The president's optimism on the economic outlook apparently has strengthened his determination not to give in to congressional demands that he postpone the scheduled 10 percent tax cut for individuals in 1983 as well as making other budget changes.

The index of leading indicators, which usually gives advance warning of economic turning points by two months or more, fell 0.6 percent in January. An increase of 0.6 percent originally reported for December was also revised to show a 0.3 percent decline.

But the drop in the January index would have been much larger if Commerce Department economists had not decided to omit the influence of one indicator--the length of the average workweek--which dropped precipitously that month partly because of severe winter weather across the nation.

If the average workweek had been included, the entire index would have dropped 2.8 percent for the month, the department said. A Commerce spokesman said the workweek indicator would also be omitted from the February index to avoid the distortion of a weather-related rebound.

Commerce Secretary Malcolm Baldrige said the continuing decline in the index means "that the recession has yet to run its course."

Baldrige said, however, that the drop in the index in each of the last three months was smaller than those earlier last fall, and added, "The fact that the indicators were on the minus side in January is not inconsistent with forecasts of a second quarter recovery in the economy."

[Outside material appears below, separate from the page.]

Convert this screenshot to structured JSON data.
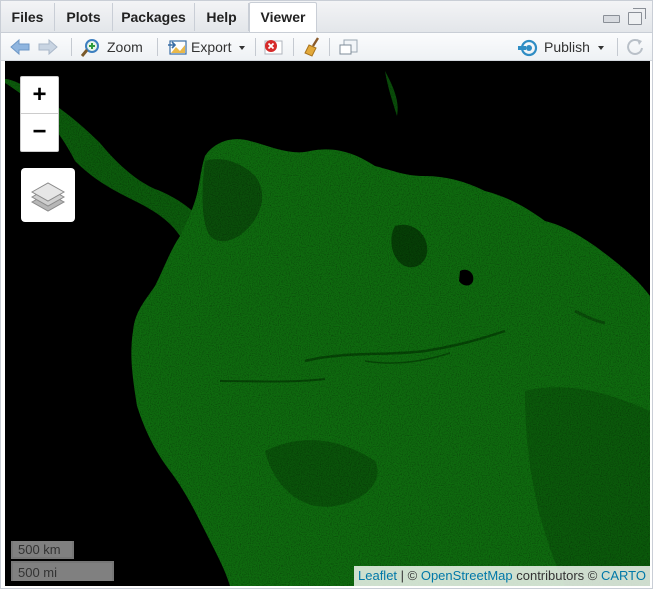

Baldrige, in a statement, said he was particularly encouraged by recently falling short-term interest rates, since "the actual course of [economic] activity will be heavily influenced by the trend of interest rates."

Increases in interest rates in December and January are thought by many economists to have delayed the recovery.

Meanwhile, economist Alan Greenspan told the Senate Budget Committee that the decline in consumer spending and industrial production seems to have slowed in February. At the same time, he said, "there is very little in the way of strength evident in materials orders."

Greenspan said that a second "early indicator of an upturn . . . is a rise in the number of workers being rehired relative to those being laid off. There is no evidence yet of this occurring. Thus," he concluded, "while the evidence suggests the rate of decline is slowing and, in fact, we may have hit bottom, indications of an upturn are scant at best."

Jack Carlson, chief economist of the National Association of Realtors, was less sanguine. Carlson said the January drop in leading indicators indicates the current recession will last at least six months more. "It is apparent that high interest rates are cutting into orders for plants and equipment and that so long as investment in these areas is lacking, unemployment will remain high and economic recovery will be hampered."

The biggest negative factors included in the January index were declines in new orders for consumer goods and materials and in stock prices.

Other indicators showing poorer records for the month were contracts and orders for new plants and equipment, total liquid assets, prices for sensitive raw materials and average weekly initial claims for unemployment insurance.

Three indicators showed better performance: A growing money supply, building permits and delivery performance.

Separately, the Commerce Department said spending for construction fell 1.5 percent in January to a seasonally adjusted annual rate of $231 billion. That level was 10.8 percent below the same month last year and 16.4 percent lower when inflation is taken into account, the department said.

The Labor Department, meanwhile, said that productivity of non-farm businesses did not decline quite as much in the fourth quarter of last year as originally reported. Revised figures show that output per hour worked fell at a 6.8 percent annual rate instead of the 7.6 percent rate originally reported.

Despite the decline in the fourth quarter, and a 1.8 percent rate of decline in the third, productivity for 1981 as a whole was up 0.9 percent, the first gain in four years.